La Savane, 239 West 116th Street, New York, NY 10026, 646-484-5293
2. Rai Rai Ken
East Village ramen veteran Rai Rai Ken has amazed everyone by finally sprouting its first branch, in the Manhattanville just south of City College. Priced at only $8 and up — cheap by ramen standards — selections skew doctrinaire, with broths based on soy, miso, and curry, and no Tokyo-style salt ramen or fancy-pants pork bone tonkotsu. The shoyu ramen is quite fine, a light broth with singed slices of pork belly, fish cake, bamboo shoots, scallions, and a crackling sheet of nori – yum.
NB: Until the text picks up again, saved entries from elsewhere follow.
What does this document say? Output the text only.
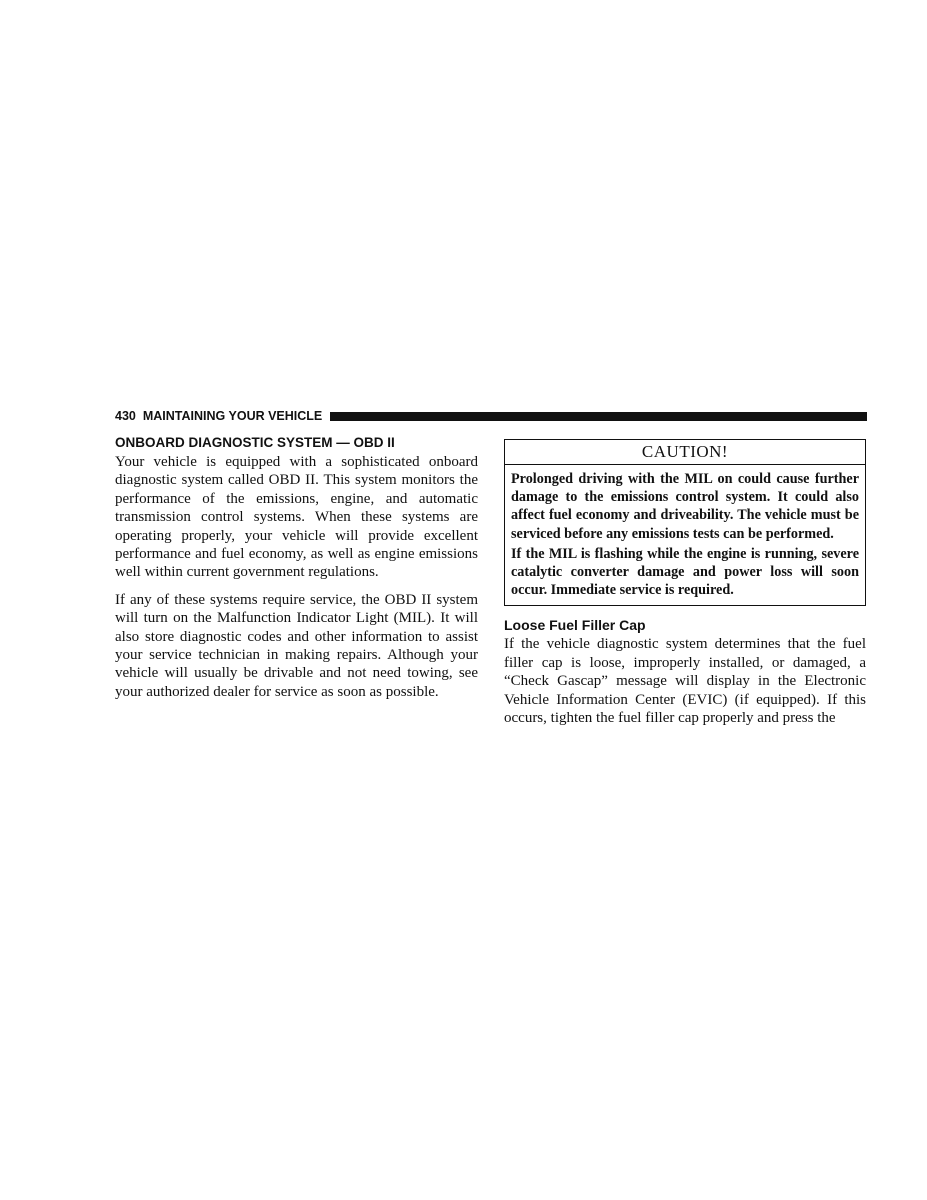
430 MAINTAINING YOUR VEHICLE
ONBOARD DIAGNOSTIC SYSTEM — OBD II

Your vehicle is equipped with a sophisticated onboard diagnostic system called OBD II. This system monitors the performance of the emissions, engine, and automatic transmission control systems. When these systems are operating properly, your vehicle will provide excellent performance and fuel economy, as well as engine emissions well within current government regulations.

If any of these systems require service, the OBD II system will turn on the Malfunction Indicator Light (MIL). It will also store diagnostic codes and other information to assist your service technician in making repairs. Although your vehicle will usually be drivable and not need towing, see your authorized dealer for service as soon as possible.

CAUTION!

Prolonged driving with the MIL on could cause further damage to the emissions control system. It could also affect fuel economy and driveability. The vehicle must be serviced before any emissions tests can be performed.

If the MIL is flashing while the engine is running, severe catalytic converter damage and power loss will soon occur. Immediate service is required.

Loose Fuel Filler Cap

If the vehicle diagnostic system determines that the fuel filler cap is loose, improperly installed, or damaged, a “Check Gascap” message will display in the Electronic Vehicle Information Center (EVIC) (if equipped). If this occurs, tighten the fuel filler cap properly and press the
Rai Rai Ken, 1467 Amsterdam Ave, New York, NY 10027, 917.639-3342, http://www.eatrairaikennyc.com/
3. Ecuatoriana
This Ecuadorian restaurant occupies a double-wide premises, with a formal dining room on one side and a juice bar, café, and carryout on the other. The ceviches here are super-sized, and great for warmer weather. Get the ceviche mixto con concha negra, which features black clams, the signature bivalves of Ecuador’s mangrove shoreline. Meal-size soups are another specialty, including weekend-only caldo de bola, which features one massive stuffed dumpling the size of a softball. You should take for granted that the roast pork and llapingachos (cheesy potato pancakes) will be fab-u-lous.